Giulia è all’ospedale dove suo marito e il suo amante sono stati ricoverati per ragioni diversi. Combattuta tra il ruolo di moglie e quello di amante, riflette sul suo essere una donna in cerca di serenità, quella serenità che uno sbaglio commesso a sedici anni le ha tolto per sempre.
Esiste un momento preciso nel destino di ognuno di noi in cui una cosa diventa chiara: siamo sempre noi gli unici responsabili delle nostre azioni.
Questo il preambolo de L’amore addosso, l’ultimo romanzo (il primo per me) di Sara Rattaro. Eppure sembra che la protagonista, Giulia, non sia conscia che quello che le è capitato nella vita non sia unicamente conseguenza delle scelte altrui, e che un bel po’ delle responsabilità dovrebbe imputarle solo a se stessa.
Nelle migliori famiglie, i panni sporchi si lavano tra le mura domestiche. È così che è cresciuta Giulia, nascondendo la verità a tutti, ed è così che continua a condurre la sua vita: commettendo errori che non devono uscire allo scoperto.
Non c’è nulla da fare. Per quanto sia intenso il nostro dolore e profonda la ferita, avremo sempre una sola convinzione. Che esista un solo modo di agire: il nostro.
Il romanzo è uno di quelli che potrebbe essere catalogato come romance, dove l’amore citato nel titolo è comprensivo del sentimento costruito negli anni per un marito, quello passionale e impulsivo per un amante, quello tormentato per un figlio mai conosciuto, quello conflittuale per una madre troppo pressante. Viceversa, può essere interpretato anche come l’amore di colei che cerca di tenere in piedi una famiglia, pur risultando manipolatrice e irrispettosa nei confronti dei singoli membri. Ma, d’altronde, è amore anche quello!
Da qualsiasi angolazione lo si voglia guardare, i protagonisti (ma soprattutto le protagoniste femminili) sono combattuti tra ciò che va fatto e ciò che si desidera, mettendo in scena una serie di errori e misunderstanding da fare invidia alla tragedia greca.

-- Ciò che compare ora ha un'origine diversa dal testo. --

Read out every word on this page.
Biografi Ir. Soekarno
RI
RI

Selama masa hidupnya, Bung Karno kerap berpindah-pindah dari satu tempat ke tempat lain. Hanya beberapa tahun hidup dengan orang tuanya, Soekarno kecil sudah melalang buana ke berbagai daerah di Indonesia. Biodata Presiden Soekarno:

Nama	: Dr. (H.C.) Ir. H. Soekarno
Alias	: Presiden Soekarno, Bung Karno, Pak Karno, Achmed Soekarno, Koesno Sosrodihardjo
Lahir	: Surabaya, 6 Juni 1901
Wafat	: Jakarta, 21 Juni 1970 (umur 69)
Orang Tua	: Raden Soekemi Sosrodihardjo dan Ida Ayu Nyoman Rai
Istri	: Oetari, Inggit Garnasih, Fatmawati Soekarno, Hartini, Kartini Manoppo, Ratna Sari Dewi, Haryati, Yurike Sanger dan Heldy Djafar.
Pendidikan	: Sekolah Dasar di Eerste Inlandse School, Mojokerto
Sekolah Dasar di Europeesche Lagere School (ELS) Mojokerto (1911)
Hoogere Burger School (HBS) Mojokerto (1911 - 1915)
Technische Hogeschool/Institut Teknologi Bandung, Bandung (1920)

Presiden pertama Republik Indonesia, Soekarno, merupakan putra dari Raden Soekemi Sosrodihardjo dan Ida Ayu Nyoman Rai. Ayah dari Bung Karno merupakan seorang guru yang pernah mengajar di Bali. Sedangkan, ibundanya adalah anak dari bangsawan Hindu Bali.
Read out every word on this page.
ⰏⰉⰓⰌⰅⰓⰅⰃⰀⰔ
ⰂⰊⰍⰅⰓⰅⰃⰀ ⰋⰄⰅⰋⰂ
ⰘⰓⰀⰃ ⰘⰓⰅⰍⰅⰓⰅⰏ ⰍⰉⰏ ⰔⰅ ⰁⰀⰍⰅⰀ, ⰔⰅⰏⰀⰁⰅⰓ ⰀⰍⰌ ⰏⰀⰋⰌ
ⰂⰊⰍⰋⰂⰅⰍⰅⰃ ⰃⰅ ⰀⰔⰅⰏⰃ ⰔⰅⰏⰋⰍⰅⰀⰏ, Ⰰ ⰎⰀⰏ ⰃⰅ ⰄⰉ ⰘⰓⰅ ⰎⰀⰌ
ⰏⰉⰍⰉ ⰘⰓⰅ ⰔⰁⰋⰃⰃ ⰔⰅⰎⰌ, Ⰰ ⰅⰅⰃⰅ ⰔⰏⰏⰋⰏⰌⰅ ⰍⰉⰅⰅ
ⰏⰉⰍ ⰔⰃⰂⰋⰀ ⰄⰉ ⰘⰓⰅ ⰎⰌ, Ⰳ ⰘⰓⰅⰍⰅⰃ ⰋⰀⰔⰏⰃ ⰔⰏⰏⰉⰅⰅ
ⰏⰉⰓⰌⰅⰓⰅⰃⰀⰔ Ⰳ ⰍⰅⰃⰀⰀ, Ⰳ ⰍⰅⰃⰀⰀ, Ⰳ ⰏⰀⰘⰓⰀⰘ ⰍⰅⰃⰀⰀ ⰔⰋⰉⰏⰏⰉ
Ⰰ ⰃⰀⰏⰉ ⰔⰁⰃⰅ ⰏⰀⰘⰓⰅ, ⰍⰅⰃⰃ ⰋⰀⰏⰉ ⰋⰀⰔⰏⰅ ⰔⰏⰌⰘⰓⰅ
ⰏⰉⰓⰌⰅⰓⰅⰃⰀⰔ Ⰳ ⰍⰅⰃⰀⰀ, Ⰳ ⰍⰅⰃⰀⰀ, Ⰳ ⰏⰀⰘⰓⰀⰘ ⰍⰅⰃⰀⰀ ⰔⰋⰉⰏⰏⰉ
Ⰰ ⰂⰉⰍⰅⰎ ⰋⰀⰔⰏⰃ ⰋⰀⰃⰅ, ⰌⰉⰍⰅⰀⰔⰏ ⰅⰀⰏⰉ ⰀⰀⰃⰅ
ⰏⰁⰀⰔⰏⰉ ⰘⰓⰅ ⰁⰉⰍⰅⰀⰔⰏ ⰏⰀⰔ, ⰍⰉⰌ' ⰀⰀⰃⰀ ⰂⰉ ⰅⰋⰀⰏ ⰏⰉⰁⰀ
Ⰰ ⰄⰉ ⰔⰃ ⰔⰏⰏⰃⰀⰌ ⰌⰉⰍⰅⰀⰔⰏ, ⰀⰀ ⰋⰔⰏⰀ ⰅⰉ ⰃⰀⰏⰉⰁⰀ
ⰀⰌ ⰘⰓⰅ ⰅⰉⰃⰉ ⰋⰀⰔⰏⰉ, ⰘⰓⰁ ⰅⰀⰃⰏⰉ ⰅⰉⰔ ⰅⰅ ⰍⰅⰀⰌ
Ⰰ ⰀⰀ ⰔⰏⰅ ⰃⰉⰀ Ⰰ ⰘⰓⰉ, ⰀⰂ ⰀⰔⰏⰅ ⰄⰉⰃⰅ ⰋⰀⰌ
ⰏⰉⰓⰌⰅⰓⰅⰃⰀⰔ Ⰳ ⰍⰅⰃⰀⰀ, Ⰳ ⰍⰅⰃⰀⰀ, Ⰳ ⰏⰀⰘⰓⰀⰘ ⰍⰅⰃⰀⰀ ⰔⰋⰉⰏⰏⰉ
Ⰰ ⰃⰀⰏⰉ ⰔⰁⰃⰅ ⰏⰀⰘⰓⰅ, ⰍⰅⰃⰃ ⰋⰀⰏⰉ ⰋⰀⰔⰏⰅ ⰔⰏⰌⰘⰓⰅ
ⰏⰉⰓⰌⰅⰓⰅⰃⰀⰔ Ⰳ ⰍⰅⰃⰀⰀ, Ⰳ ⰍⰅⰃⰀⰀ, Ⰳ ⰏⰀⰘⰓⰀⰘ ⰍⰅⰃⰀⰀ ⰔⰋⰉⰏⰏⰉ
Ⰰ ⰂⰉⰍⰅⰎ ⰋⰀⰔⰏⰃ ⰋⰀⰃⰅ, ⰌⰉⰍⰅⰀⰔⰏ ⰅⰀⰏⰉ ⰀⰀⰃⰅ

Pur non essendo un libro propriamente nelle me corde, non mi sento di sconsigliarlo in assoluto, perché ha una struttura ben costruita e la Rattaro dimostra di saper maneggiare la penna. Ma temo che non abbia scritto niente che non fosse già stato raccontato, con la discriminate che il suo stile è quello tipico della maestrina che vuole dispensare perle di saggezza. Ammetto che non mi è proprio andato giù il corsivo di cui fa largo uso per esprimere una serie di massime e aforismi che dopo un po’ risultano irritanti e, a mio avviso, non sono che un modo per compiacere il lettore con frasi ad effetto (ma, spesso, forzate).